Higginson believes the current consolidation and nationalisation of banks in the UK will create a clutch of behemoths that will not be able to resist the temptation to squeeze margins upwards and Tesco will cash in simply by branding itself as a traditional cautious bank, “well-run, trusted” ­ ah, those quaint, vintage concepts.

“I can’t think of a better time to do it, really,” he says. “Building a business is going to be the most exciting part. The technical aspects of learning about banking is something I will have to do, as I did with IFRS or pensions, for example, because I am not a technical accountant ­ but the exciting stuff is learning how to connect with customers, how to use the fact that they trust Tesco to persuade them to think of us in financial services... and figuring out how we can make money from it.

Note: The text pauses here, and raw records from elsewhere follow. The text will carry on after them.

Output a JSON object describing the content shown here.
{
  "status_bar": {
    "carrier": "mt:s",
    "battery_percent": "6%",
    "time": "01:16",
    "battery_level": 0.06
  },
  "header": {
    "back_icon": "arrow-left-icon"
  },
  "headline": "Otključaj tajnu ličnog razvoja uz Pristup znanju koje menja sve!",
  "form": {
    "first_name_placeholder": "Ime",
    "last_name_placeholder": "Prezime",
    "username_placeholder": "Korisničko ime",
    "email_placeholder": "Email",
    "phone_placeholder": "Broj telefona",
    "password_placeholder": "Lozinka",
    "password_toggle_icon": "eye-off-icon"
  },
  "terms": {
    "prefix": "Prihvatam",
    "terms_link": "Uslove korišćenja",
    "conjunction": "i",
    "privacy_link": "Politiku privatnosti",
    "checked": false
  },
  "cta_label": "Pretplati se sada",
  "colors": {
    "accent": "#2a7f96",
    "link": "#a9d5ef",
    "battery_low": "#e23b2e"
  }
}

“How can we offer these services without blowing our brains out on margins?”

Clued up
The breadth of Higginson’s operational nous raises the question of where, say, Leahy’s strategic reach ends and Higginson’s remit as group strategy director begins. And in the new gig, where any learning curves might be for one so clued up. Let’s not forget, he has been around to help the board plan and implement its internet business, its telecoms business, oversee its foray into international business and he has been chairman of the personal finance arm since inception, a year after he joined Tesco.

The effectiveness of Higginson and Leahy as a double act, whether you view Tesco as an evil capitalist mothership with unbridled power over shoppers and regulators alike, or as a triumph of Britain’s canniest business talent, is history. Should we be taking bets on how long it will be until we hear that Higginson has bumped Sir Terry out of the hotseat?

“No, I don’t think so,” he says after a pause. “Terry’s still got loads of energy and he’s one of those exceptional leaders you get once in a generation. He is younger than he looks, you know.”
Perhaps that’s a tad premature. For now Higginson just wants to warm his own seat. “The thing that really excites me about the job is, at my age, with all my experience, I’m still young enough to have a fair bit of energy, but I’m old enough to have loads of experience. I’m the most potent as a businessman than I have been; I can make a difference. Now just seems a natural time for me to step up.”